検挙一歩手前のインディーズAVがばんばんと置いてある近所の貸しビデオ屋の店長は、バーチャ全盛期には隣接するボーリング場のゲーセンで全国のカゲ使い同様、ちくちくと高校生をいじめていたことは常磐平駅前では有名だが、バーチャがすたれた今、もとより盛んな映画鑑賞に拍車がかかっている。で、近隣の蔦屋よりも渋い品揃え+有線大音量メタルかけ放題なステキな空間で、賞味期限切れの300円ビデオを物色する日々だ。
大半はなお高かろうという物件だが、マシュー・ブロデリック+マーロン・ブランドの「ドン・サバティーニ」を見つけた瞬間には少しだけ高揚もする。「ドン・コルレオーネ」そっくりのマーロン・ブランド扮する「ドン・サバティーニ」を観るだけでも時間を割く価値があるが、やはりマシュー・ブロデリックにつきる。

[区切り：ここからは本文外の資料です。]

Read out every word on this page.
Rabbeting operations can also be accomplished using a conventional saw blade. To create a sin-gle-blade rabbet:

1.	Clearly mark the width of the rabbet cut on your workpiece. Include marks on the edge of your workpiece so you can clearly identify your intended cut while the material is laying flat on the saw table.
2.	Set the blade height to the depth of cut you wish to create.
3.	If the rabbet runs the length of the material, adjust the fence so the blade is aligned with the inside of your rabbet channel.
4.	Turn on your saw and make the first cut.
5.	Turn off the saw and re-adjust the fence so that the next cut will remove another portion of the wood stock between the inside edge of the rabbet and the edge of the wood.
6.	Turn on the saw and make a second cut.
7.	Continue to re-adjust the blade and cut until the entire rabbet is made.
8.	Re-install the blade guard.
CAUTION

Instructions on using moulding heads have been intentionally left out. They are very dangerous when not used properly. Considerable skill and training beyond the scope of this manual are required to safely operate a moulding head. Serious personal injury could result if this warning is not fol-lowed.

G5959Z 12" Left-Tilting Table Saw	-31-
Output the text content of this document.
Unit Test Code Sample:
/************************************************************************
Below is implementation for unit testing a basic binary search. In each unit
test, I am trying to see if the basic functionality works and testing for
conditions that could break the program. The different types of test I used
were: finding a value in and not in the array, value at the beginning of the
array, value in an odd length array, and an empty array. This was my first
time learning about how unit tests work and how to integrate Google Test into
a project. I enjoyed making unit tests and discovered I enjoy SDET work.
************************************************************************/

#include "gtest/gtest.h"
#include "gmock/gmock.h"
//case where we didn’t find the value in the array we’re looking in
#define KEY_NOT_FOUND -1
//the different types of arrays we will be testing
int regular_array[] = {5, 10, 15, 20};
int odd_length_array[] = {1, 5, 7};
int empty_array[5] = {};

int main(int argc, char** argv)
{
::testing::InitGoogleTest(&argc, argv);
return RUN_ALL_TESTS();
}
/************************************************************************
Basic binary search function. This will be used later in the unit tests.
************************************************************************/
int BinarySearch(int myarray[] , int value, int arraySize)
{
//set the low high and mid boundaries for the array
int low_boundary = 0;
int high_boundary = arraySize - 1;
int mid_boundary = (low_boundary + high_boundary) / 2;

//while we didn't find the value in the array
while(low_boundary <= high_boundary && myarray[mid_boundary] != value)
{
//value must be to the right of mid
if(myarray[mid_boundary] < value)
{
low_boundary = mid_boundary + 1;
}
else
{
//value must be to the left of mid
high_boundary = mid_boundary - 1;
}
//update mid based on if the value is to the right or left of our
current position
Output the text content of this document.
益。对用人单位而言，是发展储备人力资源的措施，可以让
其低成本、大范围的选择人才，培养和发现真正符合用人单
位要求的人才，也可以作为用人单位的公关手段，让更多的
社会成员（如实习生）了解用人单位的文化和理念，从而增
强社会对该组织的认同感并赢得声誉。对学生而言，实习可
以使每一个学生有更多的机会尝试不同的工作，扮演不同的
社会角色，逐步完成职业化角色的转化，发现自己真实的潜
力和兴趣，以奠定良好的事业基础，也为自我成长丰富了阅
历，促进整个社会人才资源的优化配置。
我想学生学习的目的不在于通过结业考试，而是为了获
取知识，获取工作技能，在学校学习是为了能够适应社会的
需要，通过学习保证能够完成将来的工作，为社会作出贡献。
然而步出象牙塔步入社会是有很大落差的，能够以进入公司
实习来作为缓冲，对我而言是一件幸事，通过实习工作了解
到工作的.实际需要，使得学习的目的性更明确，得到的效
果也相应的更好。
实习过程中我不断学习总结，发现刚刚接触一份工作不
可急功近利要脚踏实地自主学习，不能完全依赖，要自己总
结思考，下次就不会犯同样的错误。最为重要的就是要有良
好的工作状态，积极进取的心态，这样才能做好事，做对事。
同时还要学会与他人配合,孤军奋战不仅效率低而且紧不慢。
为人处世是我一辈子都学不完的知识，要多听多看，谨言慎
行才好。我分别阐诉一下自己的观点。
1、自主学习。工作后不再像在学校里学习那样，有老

マイケル・J・フォックス、マコーレ・カルキン、リバー・フェニックス、となぜか贔屓目の役者が暗黒面に沈殿していく中、マシュー・ブロデリックだけはどうやら共和騎士足り得ているのか? おそらくそれも贔屓目なのだろうな。彼らはいくら「新境地何がしを」切り開こうとも、自己模倣にとらわれる運命にある。そこのところがワタシにはこたえられない。ゆがんだメンタリティだ。
ところで「エピソード1」の子役はどうだろう。映画自体よりその姿を見たいがために最近借りる方向で検討中。